3. Getty Images Holdings, Inc. (NYSE:GETY)

Number of Hedge Fund Holders: 4

While discussing Getty Images Holdings, Inc. (NYSE:GETY) and Shutterstock, Inc. merger, Cramer quipped that the company is buying Shutterstock.

“Next, early yesterday morning, we learned that Getty Images in Shutterstock, two of the leading purveyors of stock photos and videos, are joining forces in a merger of equals. Of course, in reality, there’s no such thing. Getty’s buying Shutterstock and their shareholders will own 55% of the combined company. This one’s pretty straightforward. You got two major players in the same industry combining to give themselves a lot more leverage versus their customers. Something they need in this age of AI-generated content.”

Cramer mentioned that when reviewing the transactions from early January, while some might have faced opposition from Biden’s more ideologically driven regulators, the majority of them appear reasonable and well-founded.
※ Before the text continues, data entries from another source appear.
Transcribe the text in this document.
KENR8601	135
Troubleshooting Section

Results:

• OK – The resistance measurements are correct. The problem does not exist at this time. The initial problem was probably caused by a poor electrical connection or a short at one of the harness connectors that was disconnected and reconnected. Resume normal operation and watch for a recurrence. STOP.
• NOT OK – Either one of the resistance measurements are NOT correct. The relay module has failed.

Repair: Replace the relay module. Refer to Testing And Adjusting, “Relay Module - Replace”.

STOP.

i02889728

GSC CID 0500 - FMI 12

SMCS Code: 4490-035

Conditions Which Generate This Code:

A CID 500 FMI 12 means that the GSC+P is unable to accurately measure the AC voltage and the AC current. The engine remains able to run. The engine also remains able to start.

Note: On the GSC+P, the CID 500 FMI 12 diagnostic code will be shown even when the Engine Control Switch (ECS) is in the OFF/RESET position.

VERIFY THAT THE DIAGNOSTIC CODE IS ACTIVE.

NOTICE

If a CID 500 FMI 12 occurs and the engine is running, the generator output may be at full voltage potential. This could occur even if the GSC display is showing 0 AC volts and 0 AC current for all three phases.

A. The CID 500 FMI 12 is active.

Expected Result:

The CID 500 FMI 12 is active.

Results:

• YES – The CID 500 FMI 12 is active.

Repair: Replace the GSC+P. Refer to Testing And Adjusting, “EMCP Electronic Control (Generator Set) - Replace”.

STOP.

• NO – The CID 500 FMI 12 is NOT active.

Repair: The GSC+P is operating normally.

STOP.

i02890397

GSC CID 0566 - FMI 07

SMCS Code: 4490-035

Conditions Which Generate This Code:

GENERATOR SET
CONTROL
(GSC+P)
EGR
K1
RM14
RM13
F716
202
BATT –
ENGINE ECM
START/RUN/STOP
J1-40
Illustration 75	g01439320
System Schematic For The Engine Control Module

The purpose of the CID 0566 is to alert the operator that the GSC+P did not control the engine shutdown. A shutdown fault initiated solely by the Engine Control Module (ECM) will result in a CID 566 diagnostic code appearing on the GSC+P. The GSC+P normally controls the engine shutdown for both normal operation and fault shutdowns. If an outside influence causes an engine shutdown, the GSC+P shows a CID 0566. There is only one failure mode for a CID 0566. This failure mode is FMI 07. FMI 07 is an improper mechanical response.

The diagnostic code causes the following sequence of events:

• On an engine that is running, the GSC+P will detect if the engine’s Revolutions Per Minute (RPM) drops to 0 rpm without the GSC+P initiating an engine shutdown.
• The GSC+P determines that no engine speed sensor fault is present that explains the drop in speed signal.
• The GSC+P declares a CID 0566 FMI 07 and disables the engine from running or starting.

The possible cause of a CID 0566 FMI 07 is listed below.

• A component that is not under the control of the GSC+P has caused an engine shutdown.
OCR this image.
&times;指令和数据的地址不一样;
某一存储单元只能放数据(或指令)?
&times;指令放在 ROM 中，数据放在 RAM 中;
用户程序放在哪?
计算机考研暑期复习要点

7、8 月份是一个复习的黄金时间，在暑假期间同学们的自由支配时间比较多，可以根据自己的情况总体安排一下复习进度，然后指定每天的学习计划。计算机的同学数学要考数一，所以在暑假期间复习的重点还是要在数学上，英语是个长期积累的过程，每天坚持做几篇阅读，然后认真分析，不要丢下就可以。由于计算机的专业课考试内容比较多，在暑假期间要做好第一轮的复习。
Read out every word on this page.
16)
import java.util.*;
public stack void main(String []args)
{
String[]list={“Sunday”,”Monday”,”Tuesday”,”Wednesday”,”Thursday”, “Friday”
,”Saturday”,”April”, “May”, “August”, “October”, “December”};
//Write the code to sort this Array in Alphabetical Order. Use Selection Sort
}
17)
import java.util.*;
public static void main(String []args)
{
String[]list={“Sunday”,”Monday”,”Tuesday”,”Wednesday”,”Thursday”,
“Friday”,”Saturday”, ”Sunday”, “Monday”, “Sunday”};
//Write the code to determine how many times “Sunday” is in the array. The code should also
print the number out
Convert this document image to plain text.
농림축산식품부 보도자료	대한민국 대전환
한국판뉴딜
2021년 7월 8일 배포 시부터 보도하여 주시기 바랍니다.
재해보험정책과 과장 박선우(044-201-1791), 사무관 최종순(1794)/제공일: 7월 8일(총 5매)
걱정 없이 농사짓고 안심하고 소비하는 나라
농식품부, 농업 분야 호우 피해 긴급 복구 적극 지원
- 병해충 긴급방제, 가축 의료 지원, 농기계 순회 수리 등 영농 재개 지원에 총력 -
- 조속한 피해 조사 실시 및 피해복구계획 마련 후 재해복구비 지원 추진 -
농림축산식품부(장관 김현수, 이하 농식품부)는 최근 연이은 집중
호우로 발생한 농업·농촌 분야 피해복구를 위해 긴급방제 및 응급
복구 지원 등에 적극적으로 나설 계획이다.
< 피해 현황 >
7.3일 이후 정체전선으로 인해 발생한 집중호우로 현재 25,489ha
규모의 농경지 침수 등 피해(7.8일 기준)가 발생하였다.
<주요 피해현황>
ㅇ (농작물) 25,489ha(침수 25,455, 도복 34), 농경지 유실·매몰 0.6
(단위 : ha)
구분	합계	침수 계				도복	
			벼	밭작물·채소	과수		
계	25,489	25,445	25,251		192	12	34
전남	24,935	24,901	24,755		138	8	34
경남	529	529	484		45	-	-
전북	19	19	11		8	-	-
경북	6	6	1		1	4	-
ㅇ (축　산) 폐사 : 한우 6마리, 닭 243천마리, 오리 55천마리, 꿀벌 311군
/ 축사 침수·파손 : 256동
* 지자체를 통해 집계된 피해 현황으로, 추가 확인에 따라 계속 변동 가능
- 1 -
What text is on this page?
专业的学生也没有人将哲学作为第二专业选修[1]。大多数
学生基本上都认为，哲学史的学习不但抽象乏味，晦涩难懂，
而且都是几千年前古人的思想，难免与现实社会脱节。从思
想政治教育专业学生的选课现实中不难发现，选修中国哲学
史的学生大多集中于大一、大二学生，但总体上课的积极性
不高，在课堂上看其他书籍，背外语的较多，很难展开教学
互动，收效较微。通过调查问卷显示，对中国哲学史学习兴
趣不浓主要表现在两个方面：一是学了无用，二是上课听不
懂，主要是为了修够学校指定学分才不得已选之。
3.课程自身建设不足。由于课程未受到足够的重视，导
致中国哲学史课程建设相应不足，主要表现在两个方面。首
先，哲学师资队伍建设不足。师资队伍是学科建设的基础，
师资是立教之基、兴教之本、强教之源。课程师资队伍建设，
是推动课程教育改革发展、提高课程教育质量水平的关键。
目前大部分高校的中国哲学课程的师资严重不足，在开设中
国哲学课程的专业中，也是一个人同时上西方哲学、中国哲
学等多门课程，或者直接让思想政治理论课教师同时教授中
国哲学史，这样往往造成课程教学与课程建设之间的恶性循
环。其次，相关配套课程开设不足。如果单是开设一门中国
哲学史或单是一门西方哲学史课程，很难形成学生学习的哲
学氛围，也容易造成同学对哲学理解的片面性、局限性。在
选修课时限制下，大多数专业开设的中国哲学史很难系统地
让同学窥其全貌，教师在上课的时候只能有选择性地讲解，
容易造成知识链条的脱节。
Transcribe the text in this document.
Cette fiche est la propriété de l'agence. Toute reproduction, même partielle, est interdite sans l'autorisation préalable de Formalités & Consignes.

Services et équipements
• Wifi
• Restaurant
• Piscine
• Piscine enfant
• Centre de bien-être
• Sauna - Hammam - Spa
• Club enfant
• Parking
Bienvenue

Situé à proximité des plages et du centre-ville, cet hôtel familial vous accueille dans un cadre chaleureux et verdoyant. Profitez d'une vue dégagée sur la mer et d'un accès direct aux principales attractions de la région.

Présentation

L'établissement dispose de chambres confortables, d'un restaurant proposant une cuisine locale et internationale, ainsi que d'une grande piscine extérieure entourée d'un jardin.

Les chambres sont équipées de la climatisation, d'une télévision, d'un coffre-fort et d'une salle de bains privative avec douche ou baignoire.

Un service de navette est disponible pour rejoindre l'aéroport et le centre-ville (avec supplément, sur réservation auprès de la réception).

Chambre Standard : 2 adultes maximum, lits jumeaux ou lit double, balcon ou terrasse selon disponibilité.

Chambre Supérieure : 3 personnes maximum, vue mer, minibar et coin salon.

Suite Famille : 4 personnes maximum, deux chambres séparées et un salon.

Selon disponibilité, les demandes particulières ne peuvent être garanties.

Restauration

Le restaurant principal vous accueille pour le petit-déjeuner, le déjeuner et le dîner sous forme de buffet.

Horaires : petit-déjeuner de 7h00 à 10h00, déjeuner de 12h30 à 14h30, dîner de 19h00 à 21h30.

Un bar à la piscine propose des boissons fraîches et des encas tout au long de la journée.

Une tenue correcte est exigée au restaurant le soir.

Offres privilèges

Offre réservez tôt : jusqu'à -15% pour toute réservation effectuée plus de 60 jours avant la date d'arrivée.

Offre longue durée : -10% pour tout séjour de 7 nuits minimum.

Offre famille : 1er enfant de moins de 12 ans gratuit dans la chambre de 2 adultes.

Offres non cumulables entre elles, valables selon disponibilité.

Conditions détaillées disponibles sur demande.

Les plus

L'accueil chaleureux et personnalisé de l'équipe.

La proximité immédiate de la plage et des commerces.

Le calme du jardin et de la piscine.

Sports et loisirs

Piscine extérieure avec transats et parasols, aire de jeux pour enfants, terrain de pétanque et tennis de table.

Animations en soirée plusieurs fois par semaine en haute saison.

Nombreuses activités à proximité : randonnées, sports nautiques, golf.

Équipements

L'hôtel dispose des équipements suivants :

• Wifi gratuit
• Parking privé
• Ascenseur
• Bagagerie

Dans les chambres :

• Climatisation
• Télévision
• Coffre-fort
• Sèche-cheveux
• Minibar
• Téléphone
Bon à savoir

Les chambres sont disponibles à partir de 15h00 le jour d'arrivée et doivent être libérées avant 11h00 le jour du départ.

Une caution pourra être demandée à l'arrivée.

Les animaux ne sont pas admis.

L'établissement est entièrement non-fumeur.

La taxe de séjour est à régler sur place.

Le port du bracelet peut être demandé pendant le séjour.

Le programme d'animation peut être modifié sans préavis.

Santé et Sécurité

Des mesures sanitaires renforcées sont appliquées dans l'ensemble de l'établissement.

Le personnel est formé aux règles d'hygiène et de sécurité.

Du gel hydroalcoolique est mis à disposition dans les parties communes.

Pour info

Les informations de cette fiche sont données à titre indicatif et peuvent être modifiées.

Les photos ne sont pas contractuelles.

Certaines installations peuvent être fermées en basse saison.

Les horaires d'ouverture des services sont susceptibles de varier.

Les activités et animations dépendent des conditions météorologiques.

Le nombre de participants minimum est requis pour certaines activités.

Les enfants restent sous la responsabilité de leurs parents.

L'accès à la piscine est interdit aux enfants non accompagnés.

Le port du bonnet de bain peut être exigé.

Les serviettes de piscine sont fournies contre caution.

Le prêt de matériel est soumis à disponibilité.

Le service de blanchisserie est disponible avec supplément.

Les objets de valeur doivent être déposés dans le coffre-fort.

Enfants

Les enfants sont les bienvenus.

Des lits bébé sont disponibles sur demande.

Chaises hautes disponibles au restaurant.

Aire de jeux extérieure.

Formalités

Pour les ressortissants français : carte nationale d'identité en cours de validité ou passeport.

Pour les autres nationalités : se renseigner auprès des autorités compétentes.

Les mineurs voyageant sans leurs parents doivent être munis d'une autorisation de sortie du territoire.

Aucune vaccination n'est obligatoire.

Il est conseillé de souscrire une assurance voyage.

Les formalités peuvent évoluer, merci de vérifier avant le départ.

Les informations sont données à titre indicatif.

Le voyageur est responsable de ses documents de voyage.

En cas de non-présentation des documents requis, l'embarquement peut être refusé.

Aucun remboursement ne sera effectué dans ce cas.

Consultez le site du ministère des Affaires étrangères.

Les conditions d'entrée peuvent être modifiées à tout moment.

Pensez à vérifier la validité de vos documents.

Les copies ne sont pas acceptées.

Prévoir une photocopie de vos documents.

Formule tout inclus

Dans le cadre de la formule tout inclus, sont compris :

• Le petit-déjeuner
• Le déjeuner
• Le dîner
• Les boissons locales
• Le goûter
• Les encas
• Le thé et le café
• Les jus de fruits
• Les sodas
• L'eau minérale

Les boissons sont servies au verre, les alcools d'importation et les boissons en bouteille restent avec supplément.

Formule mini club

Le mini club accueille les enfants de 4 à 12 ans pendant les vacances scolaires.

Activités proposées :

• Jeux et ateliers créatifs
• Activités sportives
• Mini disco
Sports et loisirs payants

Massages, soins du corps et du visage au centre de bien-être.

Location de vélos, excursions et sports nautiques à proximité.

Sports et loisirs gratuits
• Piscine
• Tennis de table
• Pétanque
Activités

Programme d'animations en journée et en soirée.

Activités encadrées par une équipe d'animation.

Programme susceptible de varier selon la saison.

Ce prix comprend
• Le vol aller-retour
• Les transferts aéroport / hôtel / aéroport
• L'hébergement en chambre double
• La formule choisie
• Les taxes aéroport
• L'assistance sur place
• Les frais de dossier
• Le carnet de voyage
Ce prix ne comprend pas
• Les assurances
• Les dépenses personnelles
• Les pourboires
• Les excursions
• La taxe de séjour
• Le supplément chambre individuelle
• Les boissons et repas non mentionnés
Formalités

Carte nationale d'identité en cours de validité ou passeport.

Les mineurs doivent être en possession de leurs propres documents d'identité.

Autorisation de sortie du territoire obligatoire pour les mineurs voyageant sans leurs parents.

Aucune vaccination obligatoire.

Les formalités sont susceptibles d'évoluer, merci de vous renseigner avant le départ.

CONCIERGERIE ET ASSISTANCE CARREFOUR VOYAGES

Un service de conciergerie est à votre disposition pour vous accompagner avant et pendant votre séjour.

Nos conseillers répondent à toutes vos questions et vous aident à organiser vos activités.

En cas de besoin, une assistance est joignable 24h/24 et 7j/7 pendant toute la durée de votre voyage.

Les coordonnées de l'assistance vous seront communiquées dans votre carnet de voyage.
“Getty Images and Shutterstock. Now they’re fighting for their life in a world where generative AI systems can create images from simple text prompts. They’ll certainly be stronger together and they’ll be in a better position to negotiate with the software developers who want to license their photos to train their AI models. By the way, they’re also gonna benefit from widespread adoption of the latest NVIDIA platform, Blackwell, which works wonderfully with video.”

Getty Images (NYSE:GETY) provides creative and editorial visual content through platforms, offering a range of products from stock photos and videos to music licensing and digital asset management services. On January 7, the company announced a merger agreement with Shutterstock, aiming to combine its strengths in a transaction that will create a premier visual content company.

The merger, which is expected to have an enterprise value of approximately $3.7 billion, will retain the name Getty Images Holdings, Inc., and continue to trade under the ticker symbol “GETY” on the New York Stock Exchange. The combined company will offer an expanded content library. The merger is expected to strengthen the financial profile of the new entity, enabling further product investment and innovation in an increasingly competitive market.

Craig Peters, Getty Images (NYSE:GETY) current CEO, will lead the new company, which is projected to generate nearly $2 billion in annual revenues. The transaction is expected to result in up to $200 million in cost savings within three years after its completion. Getty investors will hold about 54.7% of the combined company, while Shutterstock stockholders will own the remainder.